Lawyers occupy a unique and vital role in society, as guardians and champions of the oppressed and persecuted. The world has recognized this essential function by enshrining certain principles via proclamations of international law. For example, the United Nations has issued its Basic Principles on the Roles of Lawyers (1990) to "assist Member States in their task of ensuring and protecting the proper role of lawyers," and which "should be respected and taken into account by Governments within the framework of their national legislation and practice."
Among the more critical principles are the following:
16. Governments shall ensure that lawyers (a) are able to perform all of their professional functions without intimidation, hindrance, harassment or improper interference; (b) are able to travel and to consult with their clients freely both within their own country and abroad; and (c) shall not suffer, or be threatened with, prosecution or administrative, economic or other sanctions for any action taken in accordance with recognized professional duties, standards and ethics.

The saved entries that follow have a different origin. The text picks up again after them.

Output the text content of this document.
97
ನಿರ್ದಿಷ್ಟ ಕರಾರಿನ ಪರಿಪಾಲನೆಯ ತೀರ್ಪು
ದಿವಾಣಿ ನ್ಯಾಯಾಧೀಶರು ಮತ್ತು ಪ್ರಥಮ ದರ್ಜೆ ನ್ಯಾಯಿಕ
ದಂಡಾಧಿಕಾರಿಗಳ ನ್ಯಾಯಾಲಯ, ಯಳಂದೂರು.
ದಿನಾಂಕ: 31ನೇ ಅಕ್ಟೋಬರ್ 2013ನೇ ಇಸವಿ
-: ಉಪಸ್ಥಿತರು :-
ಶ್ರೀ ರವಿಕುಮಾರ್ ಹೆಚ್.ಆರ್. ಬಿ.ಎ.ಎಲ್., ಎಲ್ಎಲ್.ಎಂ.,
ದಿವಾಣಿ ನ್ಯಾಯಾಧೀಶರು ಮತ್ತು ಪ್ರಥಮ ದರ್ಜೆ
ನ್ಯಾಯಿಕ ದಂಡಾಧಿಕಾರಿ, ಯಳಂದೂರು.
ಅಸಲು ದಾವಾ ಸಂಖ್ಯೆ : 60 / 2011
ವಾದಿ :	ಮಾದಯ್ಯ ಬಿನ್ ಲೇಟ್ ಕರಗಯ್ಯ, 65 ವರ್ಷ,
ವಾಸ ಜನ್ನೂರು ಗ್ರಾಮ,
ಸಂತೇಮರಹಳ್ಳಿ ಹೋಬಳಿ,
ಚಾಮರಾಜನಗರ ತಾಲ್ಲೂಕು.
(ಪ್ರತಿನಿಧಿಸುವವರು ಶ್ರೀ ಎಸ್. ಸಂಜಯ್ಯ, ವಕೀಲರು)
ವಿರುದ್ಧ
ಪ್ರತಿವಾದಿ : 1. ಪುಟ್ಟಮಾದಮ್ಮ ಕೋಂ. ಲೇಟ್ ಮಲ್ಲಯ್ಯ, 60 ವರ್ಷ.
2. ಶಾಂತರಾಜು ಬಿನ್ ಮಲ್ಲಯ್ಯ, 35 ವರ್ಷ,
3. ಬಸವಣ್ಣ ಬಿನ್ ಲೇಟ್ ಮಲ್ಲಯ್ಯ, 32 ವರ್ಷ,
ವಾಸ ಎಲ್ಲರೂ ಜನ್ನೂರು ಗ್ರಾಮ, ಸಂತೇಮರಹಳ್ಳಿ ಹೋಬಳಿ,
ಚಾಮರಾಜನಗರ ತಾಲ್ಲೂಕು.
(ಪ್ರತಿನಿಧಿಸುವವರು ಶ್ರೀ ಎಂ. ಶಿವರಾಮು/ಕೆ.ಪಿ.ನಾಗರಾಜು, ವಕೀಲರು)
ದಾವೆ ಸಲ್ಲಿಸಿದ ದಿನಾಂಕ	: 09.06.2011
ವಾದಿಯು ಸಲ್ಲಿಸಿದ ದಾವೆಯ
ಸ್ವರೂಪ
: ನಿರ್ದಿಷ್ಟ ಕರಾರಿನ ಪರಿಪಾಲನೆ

17. Where the security of lawyers is threatened as a result of discharging their functions, they shall be adequately safeguarded by the authorities.
18. Lawyers shall not be identified with their clients or their clients' causes as a result of discharging their functions.
A consortium of international human rights organizations, bar associations, and advocacy groups has released its annual report coinciding with the International Day of the Endangered Lawyer, January 24. This year's focus is on Iran.